Maybe you’ve seen it in old British movies: back when that country still had capital punishment, if the judge was going to announce a sentence of hanging,  he entered the court he wearing something like a black piece of cloth atop his white wig. GI2 may as well have been wearing one of those when he came into the examining room. My scores were worse.

Then he did the best thing and the dumbest thing he could.

The best was that he set me up an appointment with a hepatologist at the University of Alabama in Birmingham Medical School. The dumbest was he simply stopped the prednisone.

When you’ve taken 40 mg of prednisone daily for 6 weeks, it is not a good idea to go cold turkey, to abruptly entirely withdraw it. I spent the next month practicing being dead.

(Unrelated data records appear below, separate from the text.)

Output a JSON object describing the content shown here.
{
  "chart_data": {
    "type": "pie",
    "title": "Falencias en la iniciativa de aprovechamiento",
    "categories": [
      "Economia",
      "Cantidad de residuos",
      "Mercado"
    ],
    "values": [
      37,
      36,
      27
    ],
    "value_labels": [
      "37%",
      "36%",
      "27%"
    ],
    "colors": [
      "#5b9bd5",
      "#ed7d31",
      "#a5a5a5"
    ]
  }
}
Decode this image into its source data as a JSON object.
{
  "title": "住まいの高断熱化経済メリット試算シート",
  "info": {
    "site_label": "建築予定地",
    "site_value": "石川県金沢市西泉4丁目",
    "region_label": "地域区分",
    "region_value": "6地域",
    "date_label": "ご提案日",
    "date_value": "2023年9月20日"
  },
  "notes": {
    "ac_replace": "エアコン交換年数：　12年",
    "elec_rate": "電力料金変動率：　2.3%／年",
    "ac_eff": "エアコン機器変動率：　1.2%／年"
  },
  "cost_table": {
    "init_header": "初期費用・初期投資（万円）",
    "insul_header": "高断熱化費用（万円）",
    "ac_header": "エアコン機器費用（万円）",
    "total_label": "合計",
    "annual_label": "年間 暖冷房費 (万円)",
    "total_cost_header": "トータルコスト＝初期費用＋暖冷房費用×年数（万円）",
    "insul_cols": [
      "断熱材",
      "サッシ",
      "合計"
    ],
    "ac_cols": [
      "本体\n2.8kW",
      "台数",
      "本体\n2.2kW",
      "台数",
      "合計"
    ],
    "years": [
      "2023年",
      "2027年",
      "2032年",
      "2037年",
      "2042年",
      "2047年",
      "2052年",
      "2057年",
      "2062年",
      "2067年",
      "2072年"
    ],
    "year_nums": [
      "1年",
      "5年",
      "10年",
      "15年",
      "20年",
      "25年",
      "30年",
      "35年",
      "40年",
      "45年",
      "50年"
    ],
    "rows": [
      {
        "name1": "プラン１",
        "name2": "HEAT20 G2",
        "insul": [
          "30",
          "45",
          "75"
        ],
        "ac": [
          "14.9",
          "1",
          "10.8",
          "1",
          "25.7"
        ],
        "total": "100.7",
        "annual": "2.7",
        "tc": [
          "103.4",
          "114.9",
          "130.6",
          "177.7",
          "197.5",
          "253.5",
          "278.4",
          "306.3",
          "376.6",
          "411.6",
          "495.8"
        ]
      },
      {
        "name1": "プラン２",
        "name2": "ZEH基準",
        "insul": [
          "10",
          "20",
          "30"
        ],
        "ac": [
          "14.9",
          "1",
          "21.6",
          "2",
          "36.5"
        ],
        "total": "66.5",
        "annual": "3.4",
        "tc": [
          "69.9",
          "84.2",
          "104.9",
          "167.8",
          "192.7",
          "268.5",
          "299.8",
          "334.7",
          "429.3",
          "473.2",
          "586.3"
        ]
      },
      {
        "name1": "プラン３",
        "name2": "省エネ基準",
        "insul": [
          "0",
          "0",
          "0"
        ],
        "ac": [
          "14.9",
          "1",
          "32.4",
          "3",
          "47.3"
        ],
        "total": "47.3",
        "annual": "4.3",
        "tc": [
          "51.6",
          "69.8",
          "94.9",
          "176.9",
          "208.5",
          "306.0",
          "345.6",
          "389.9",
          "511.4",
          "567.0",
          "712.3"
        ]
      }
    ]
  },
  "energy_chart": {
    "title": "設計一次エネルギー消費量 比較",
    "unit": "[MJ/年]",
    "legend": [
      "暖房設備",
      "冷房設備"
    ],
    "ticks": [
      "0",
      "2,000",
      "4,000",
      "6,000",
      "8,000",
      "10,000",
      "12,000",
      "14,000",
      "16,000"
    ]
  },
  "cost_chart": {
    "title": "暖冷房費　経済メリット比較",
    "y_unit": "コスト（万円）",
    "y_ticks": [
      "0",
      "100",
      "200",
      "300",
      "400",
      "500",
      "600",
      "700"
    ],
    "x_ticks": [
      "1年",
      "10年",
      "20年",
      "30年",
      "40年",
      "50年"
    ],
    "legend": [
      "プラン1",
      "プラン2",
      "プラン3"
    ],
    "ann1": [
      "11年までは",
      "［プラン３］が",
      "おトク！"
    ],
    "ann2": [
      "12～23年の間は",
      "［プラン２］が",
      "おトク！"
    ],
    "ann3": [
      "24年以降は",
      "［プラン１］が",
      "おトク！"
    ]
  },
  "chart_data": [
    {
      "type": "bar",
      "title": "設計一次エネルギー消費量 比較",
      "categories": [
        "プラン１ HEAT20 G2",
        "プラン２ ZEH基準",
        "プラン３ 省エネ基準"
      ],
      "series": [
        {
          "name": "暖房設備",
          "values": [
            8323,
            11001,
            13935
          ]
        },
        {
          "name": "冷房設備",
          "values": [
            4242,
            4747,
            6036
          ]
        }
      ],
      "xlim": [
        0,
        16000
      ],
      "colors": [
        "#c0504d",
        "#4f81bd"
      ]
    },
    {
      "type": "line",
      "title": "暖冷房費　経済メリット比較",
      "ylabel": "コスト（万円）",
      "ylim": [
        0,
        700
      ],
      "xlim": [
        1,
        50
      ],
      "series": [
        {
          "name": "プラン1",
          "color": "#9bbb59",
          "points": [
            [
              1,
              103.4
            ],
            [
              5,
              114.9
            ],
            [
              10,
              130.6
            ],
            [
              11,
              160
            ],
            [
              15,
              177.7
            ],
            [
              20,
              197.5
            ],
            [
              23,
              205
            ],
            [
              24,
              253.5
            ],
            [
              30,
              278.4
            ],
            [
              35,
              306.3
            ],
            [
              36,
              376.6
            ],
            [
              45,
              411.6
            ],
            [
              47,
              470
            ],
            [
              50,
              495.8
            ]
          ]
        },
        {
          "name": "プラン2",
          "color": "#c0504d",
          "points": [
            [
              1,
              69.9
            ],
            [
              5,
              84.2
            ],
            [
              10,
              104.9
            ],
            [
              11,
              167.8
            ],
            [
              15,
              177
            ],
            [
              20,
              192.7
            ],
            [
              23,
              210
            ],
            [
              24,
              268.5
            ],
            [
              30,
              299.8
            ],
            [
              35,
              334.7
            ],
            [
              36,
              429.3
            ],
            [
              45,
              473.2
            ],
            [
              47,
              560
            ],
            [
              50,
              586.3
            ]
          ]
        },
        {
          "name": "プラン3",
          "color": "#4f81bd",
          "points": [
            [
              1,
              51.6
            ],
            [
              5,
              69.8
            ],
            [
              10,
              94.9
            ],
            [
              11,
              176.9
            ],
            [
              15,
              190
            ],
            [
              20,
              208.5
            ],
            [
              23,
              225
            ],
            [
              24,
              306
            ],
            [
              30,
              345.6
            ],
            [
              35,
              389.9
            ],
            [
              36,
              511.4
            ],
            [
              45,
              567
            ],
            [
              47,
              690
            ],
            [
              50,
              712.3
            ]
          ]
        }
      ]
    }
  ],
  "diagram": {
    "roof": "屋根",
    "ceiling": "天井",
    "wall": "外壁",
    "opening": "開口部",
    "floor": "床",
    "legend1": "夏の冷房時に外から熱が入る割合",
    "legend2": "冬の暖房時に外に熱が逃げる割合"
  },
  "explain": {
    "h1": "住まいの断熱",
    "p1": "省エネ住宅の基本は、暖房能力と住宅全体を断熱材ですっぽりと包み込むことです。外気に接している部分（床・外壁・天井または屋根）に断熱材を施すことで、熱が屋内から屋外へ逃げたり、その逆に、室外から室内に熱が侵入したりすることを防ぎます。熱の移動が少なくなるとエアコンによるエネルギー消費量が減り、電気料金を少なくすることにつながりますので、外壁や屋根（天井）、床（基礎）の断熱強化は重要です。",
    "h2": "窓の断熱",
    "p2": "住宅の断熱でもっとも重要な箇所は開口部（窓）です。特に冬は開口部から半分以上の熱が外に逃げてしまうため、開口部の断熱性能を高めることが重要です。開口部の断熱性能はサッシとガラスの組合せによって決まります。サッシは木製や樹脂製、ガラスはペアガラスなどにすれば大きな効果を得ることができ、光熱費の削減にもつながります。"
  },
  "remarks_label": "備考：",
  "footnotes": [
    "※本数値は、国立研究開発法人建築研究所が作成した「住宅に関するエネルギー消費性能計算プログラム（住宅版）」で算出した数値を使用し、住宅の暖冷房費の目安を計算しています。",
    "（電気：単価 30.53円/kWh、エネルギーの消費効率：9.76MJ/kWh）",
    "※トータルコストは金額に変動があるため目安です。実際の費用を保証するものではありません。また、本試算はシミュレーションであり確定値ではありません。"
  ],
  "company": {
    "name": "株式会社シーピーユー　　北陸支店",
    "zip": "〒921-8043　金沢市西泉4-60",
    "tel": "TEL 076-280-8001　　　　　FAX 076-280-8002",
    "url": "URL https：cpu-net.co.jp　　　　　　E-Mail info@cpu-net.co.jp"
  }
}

Stop 6: Hepatologist, December 2006

I first visited the hepatologist the week before Christmas. All the puzzle pieces were ready to put into place:

An elevation of the aminotransferases alanine aminotransferase (ALT) and aspartate aminotransferase (AST) may be identified in most patients with primary biliary cirrhosis, but significant elevations of the alkaline phosphatase (ALP), g -glutamyl transpeptidase (GGTP), and immunoglobulin levels (mainly immunoglobulin M [IgM]) are usually the most prominent findings….AMAs can be found in 90-95% of patients with primary biliary cirrhosis, and they have a specificity of 98% for this disease.

  • Elevated ALP √
  • Elevated GGT √
  • Elevated IgM √
  • Elevated ALT √
  • Elevated AST √
  • Presence of AMA √
  • The hepatologist started me on 1000 mg of Urso Forte a day.

    January 2007

    A month later my ALP, which at its highest was 481, had returned to the upper limit of normal (on this lab’s scale [they vary]): 117.

    November 2009

    My ALP is still 117. Just how meaningful this is remains to be seen.